L’étymologie propable de corbera donne une origine latine, corvaria qui signifie nid de corbeaux. Une expression populaire dit encore qu’ici, les corbeaux volent à l’envers pour ne pas voir la misère. Une autre, plus poétique, fait dériver corbera de roca curvada qui signigie roche courbe.

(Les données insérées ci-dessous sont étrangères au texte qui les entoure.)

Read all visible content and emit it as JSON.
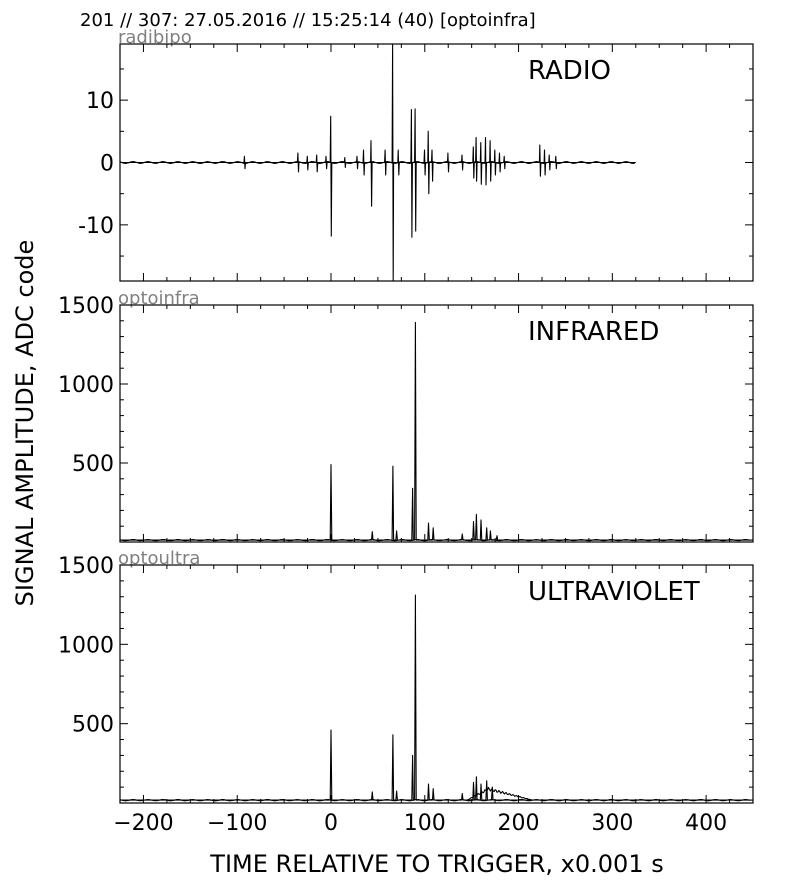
{
  "header": "201 // 307:   27.05.2016 // 15:25:14 (40)  [optoinfra]",
  "ylabel": "SIGNAL AMPLITUDE,  ADC code",
  "xlabel": "TIME RELATIVE TO TRIGGER,   x0.001 s",
  "chart_data": [
    {
      "type": "line",
      "title": "RADIO",
      "tag": "radibipo",
      "xlim": [
        -225,
        450
      ],
      "ylim": [
        -19,
        19
      ],
      "yticks": [
        -10,
        0,
        10
      ],
      "yticklabels": [
        "-10",
        "0",
        "10"
      ],
      "minor_yticks": [
        -15,
        -5,
        5,
        15
      ],
      "trace": {
        "x_start": -225,
        "x_end": 325,
        "baseline": 0
      },
      "spikes": [
        {
          "x": -92,
          "y": [
            -1,
            1
          ]
        },
        {
          "x": -35,
          "y": [
            -1.5,
            1.5
          ]
        },
        {
          "x": -25,
          "y": [
            -1.2,
            1
          ]
        },
        {
          "x": -15,
          "y": [
            -1.5,
            1.2
          ]
        },
        {
          "x": -5,
          "y": [
            -1,
            1
          ]
        },
        {
          "x": 0,
          "y": [
            -11.8,
            7.4
          ]
        },
        {
          "x": 15,
          "y": [
            -0.8,
            0.8
          ]
        },
        {
          "x": 28,
          "y": [
            -1,
            1
          ]
        },
        {
          "x": 35,
          "y": [
            -2,
            2
          ]
        },
        {
          "x": 43,
          "y": [
            -7,
            3.5
          ]
        },
        {
          "x": 58,
          "y": [
            -2,
            2
          ]
        },
        {
          "x": 66,
          "y": [
            -19,
            19
          ]
        },
        {
          "x": 72,
          "y": [
            -2,
            2
          ]
        },
        {
          "x": 86,
          "y": [
            -12,
            8.5
          ]
        },
        {
          "x": 90,
          "y": [
            -11,
            8.6
          ]
        },
        {
          "x": 100,
          "y": [
            -2,
            2
          ]
        },
        {
          "x": 104,
          "y": [
            -5,
            5
          ]
        },
        {
          "x": 108,
          "y": [
            -3,
            2
          ]
        },
        {
          "x": 125,
          "y": [
            -1.5,
            1.5
          ]
        },
        {
          "x": 140,
          "y": [
            -1.2,
            1.2
          ]
        },
        {
          "x": 152,
          "y": [
            -2.5,
            2.5
          ]
        },
        {
          "x": 155,
          "y": [
            -3,
            4
          ]
        },
        {
          "x": 160,
          "y": [
            -3.5,
            3.2
          ]
        },
        {
          "x": 165,
          "y": [
            -3.6,
            4
          ]
        },
        {
          "x": 170,
          "y": [
            -3,
            3.5
          ]
        },
        {
          "x": 175,
          "y": [
            -2,
            2
          ]
        },
        {
          "x": 180,
          "y": [
            -1.5,
            1.5
          ]
        },
        {
          "x": 185,
          "y": [
            -1,
            1
          ]
        },
        {
          "x": 223,
          "y": [
            -2.2,
            2.8
          ]
        },
        {
          "x": 228,
          "y": [
            -2,
            2
          ]
        },
        {
          "x": 233,
          "y": [
            -1.2,
            1.2
          ]
        },
        {
          "x": 240,
          "y": [
            -1,
            1
          ]
        }
      ]
    },
    {
      "type": "line",
      "title": "INFRARED",
      "tag": "optoinfra",
      "xlim": [
        -225,
        450
      ],
      "ylim": [
        0,
        1500
      ],
      "yticks": [
        500,
        1000,
        1500
      ],
      "yticklabels": [
        "500",
        "1000",
        "1500"
      ],
      "minor_yticks": [
        100,
        200,
        300,
        400,
        600,
        700,
        800,
        900,
        1100,
        1200,
        1300,
        1400
      ],
      "trace": {
        "x_start": -225,
        "x_end": 450,
        "baseline": 12
      },
      "spikes": [
        {
          "x": 0,
          "y": 490
        },
        {
          "x": 44,
          "y": 65
        },
        {
          "x": 66,
          "y": 480
        },
        {
          "x": 70,
          "y": 70
        },
        {
          "x": 87,
          "y": 340
        },
        {
          "x": 90,
          "y": 1390
        },
        {
          "x": 104,
          "y": 120
        },
        {
          "x": 109,
          "y": 90
        },
        {
          "x": 140,
          "y": 50
        },
        {
          "x": 152,
          "y": 130
        },
        {
          "x": 155,
          "y": 175
        },
        {
          "x": 160,
          "y": 140
        },
        {
          "x": 166,
          "y": 90
        },
        {
          "x": 170,
          "y": 70
        },
        {
          "x": 177,
          "y": 40
        }
      ]
    },
    {
      "type": "line",
      "title": "ULTRAVIOLET",
      "tag": "optoultra",
      "xlim": [
        -225,
        450
      ],
      "ylim": [
        0,
        1500
      ],
      "yticks": [
        500,
        1000,
        1500
      ],
      "yticklabels": [
        "500",
        "1000",
        "1500"
      ],
      "minor_yticks": [
        100,
        200,
        300,
        400,
        600,
        700,
        800,
        900,
        1100,
        1200,
        1300,
        1400
      ],
      "trace": {
        "x_start": -225,
        "x_end": 450,
        "baseline": 18
      },
      "spikes": [
        {
          "x": 0,
          "y": 460
        },
        {
          "x": 44,
          "y": 70
        },
        {
          "x": 66,
          "y": 430
        },
        {
          "x": 70,
          "y": 75
        },
        {
          "x": 87,
          "y": 300
        },
        {
          "x": 90,
          "y": 1310
        },
        {
          "x": 104,
          "y": 120
        },
        {
          "x": 109,
          "y": 90
        },
        {
          "x": 140,
          "y": 60
        },
        {
          "x": 152,
          "y": 130
        },
        {
          "x": 155,
          "y": 165
        },
        {
          "x": 160,
          "y": 120
        },
        {
          "x": 166,
          "y": 140
        },
        {
          "x": 172,
          "y": 100
        }
      ],
      "hump": {
        "x_start": 145,
        "x_peak": 168,
        "x_end": 215,
        "y_peak": 80
      }
    }
  ],
  "xticks": [
    -200,
    -100,
    0,
    100,
    200,
    300,
    400
  ],
  "xticklabels": [
    "−200",
    "−100",
    "0",
    "100",
    "200",
    "300",
    "400"
  ],
  "minor_xticks": [
    -225,
    -175,
    -150,
    -125,
    -75,
    -50,
    -25,
    25,
    50,
    75,
    125,
    150,
    175,
    225,
    250,
    275,
    325,
    350,
    375,
    425,
    450
  ]
}
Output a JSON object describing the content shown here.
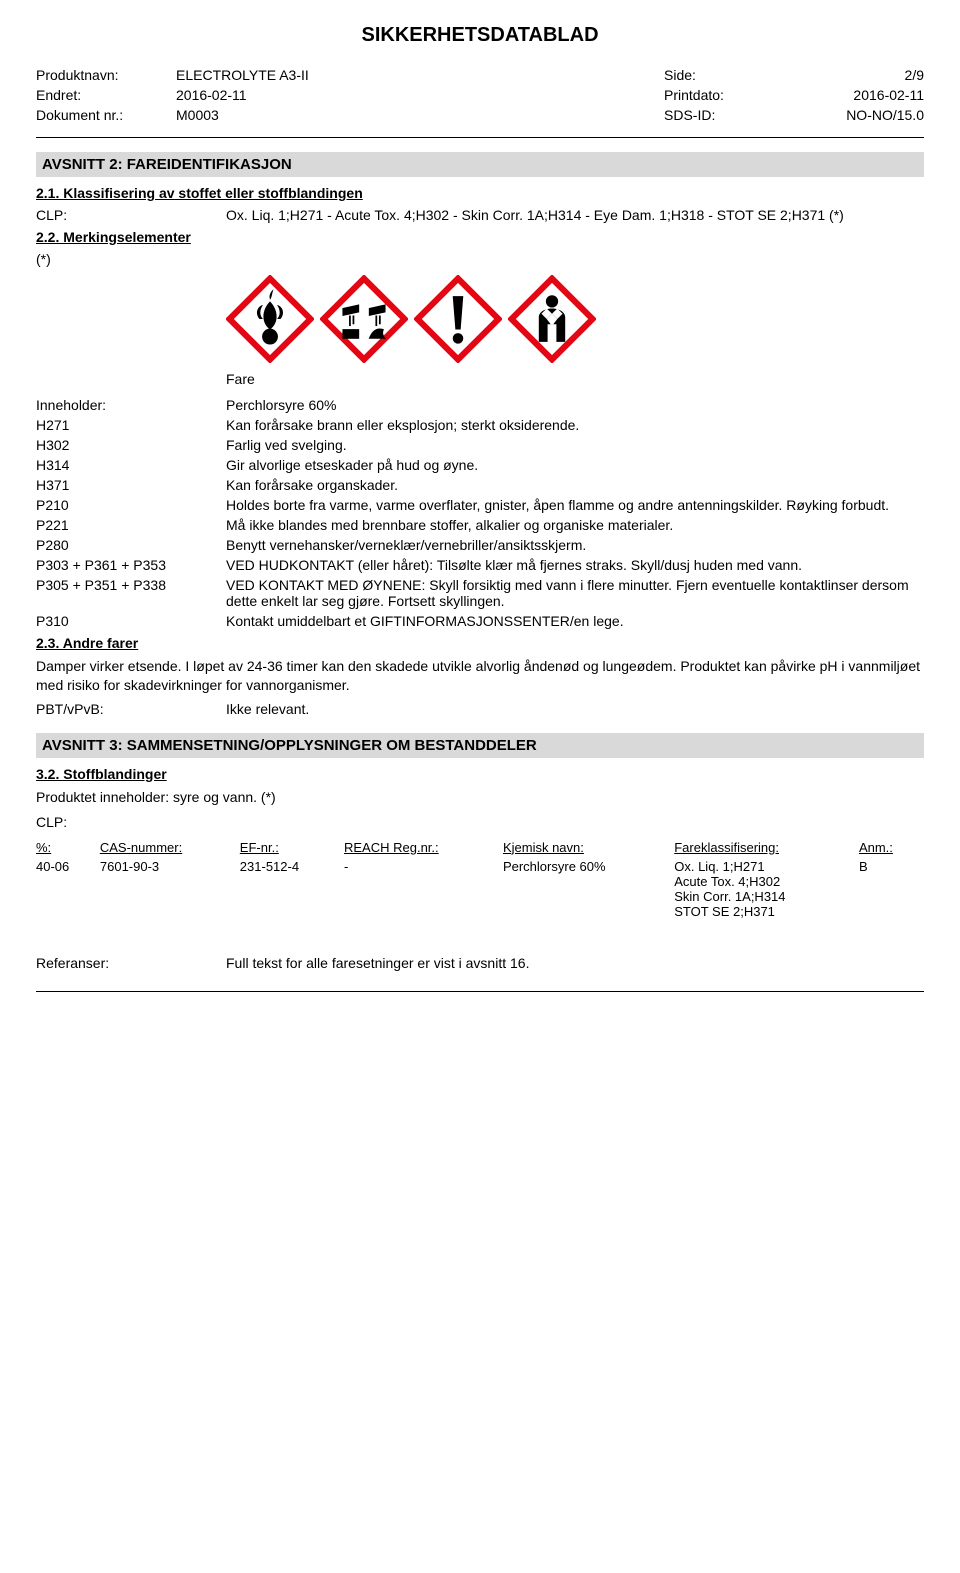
{
  "doc_title": "SIKKERHETSDATABLAD",
  "header": {
    "product_label": "Produktnavn:",
    "product_value": "ELECTROLYTE A3-II",
    "side_label": "Side:",
    "side_value": "2/9",
    "changed_label": "Endret:",
    "changed_value": "2016-02-11",
    "printdate_label": "Printdato:",
    "printdate_value": "2016-02-11",
    "docnr_label": "Dokument nr.:",
    "docnr_value": "M0003",
    "sdsid_label": "SDS-ID:",
    "sdsid_value": "NO-NO/15.0"
  },
  "section2": {
    "title": "AVSNITT 2: FAREIDENTIFIKASJON",
    "s21_title": "2.1. Klassifisering av stoffet eller stoffblandingen",
    "clp_label": "CLP:",
    "clp_value": "Ox. Liq. 1;H271 - Acute Tox. 4;H302 - Skin Corr. 1A;H314 - Eye Dam. 1;H318 - STOT SE 2;H371 (*)",
    "s22_title": "2.2. Merkingselementer",
    "asterisk": "(*)",
    "signal_word": "Fare",
    "contains_label": "Inneholder:",
    "contains_value": "Perchlorsyre 60%",
    "hazards": [
      {
        "code": "H271",
        "text": "Kan forårsake brann eller eksplosjon; sterkt oksiderende."
      },
      {
        "code": "H302",
        "text": "Farlig ved svelging."
      },
      {
        "code": "H314",
        "text": "Gir alvorlige etseskader på hud og øyne."
      },
      {
        "code": "H371",
        "text": "Kan forårsake organskader."
      },
      {
        "code": "P210",
        "text": "Holdes borte fra varme, varme overflater, gnister, åpen flamme og andre antenningskilder. Røyking forbudt."
      },
      {
        "code": "P221",
        "text": "Må ikke blandes med brennbare stoffer, alkalier og organiske materialer."
      },
      {
        "code": "P280",
        "text": "Benytt vernehansker/verneklær/vernebriller/ansiktsskjerm."
      },
      {
        "code": "P303 + P361 + P353",
        "text": "VED HUDKONTAKT (eller håret): Tilsølte klær må fjernes straks. Skyll/dusj huden med vann."
      },
      {
        "code": "P305 + P351 + P338",
        "text": "VED KONTAKT MED ØYNENE: Skyll forsiktig med vann i flere minutter. Fjern eventuelle kontaktlinser dersom dette enkelt lar seg gjøre. Fortsett skyllingen."
      },
      {
        "code": "P310",
        "text": "Kontakt umiddelbart et GIFTINFORMASJONSSENTER/en lege."
      }
    ],
    "s23_title": "2.3. Andre farer",
    "other_hazards_text": "Damper virker etsende. I løpet av 24-36 timer kan den skadede utvikle alvorlig åndenød og lungeødem. Produktet kan påvirke pH i vannmiljøet med risiko for skadevirkninger for vannorganismer.",
    "pbt_label": "PBT/vPvB:",
    "pbt_value": "Ikke relevant."
  },
  "section3": {
    "title": "AVSNITT 3: SAMMENSETNING/OPPLYSNINGER OM BESTANDDELER",
    "s32_title": "3.2. Stoffblandinger",
    "intro": "Produktet inneholder: syre og vann. (*)",
    "clp_label": "CLP:",
    "cols": {
      "pct": "%:",
      "cas": "CAS-nummer:",
      "ef": "EF-nr.:",
      "reach": "REACH Reg.nr.:",
      "name": "Kjemisk navn:",
      "class": "Fareklassifisering:",
      "note": "Anm.:"
    },
    "row": {
      "pct": "40-06",
      "cas": "7601-90-3",
      "ef": "231-512-4",
      "reach": "-",
      "name": "Perchlorsyre 60%",
      "class": "Ox. Liq. 1;H271\nAcute Tox. 4;H302\nSkin Corr. 1A;H314\nSTOT SE 2;H371",
      "note": "B"
    },
    "ref_label": "Referanser:",
    "ref_value": "Full tekst for alle faresetninger er vist i avsnitt 16."
  },
  "pictogram_style": {
    "size": 88,
    "border_color": "#e30613",
    "border_width": 6,
    "fill": "#ffffff",
    "symbol_color": "#000000"
  }
}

Le nid de corbeaux a ma préférence, parce que c’est ce nom qui dit le mieux le destin de ce pays aux XIIe et XIIIe siècles. C’est dans ces contrées sauvages où l’on se perd facilement par des chemins escarpés, où l’on peut fuir l’ennemi, qu’il soit inquisiteur, soldat du roi ou plus tard nazi lancé aux trousses des résistants, dans ces contrées, donc, que les Croisés ont pourchassé les corbeaux hérétiques (ils sont ainsi nommés parfois dans les chroniques) pour les abattre jusqu’au dernier avec un acharnement sans limite.

Cette terre de corbeaux est aussi celle de nids d’aigles, forteresses qui ont été utilisées comme ultimes refuges par les cathares traqués.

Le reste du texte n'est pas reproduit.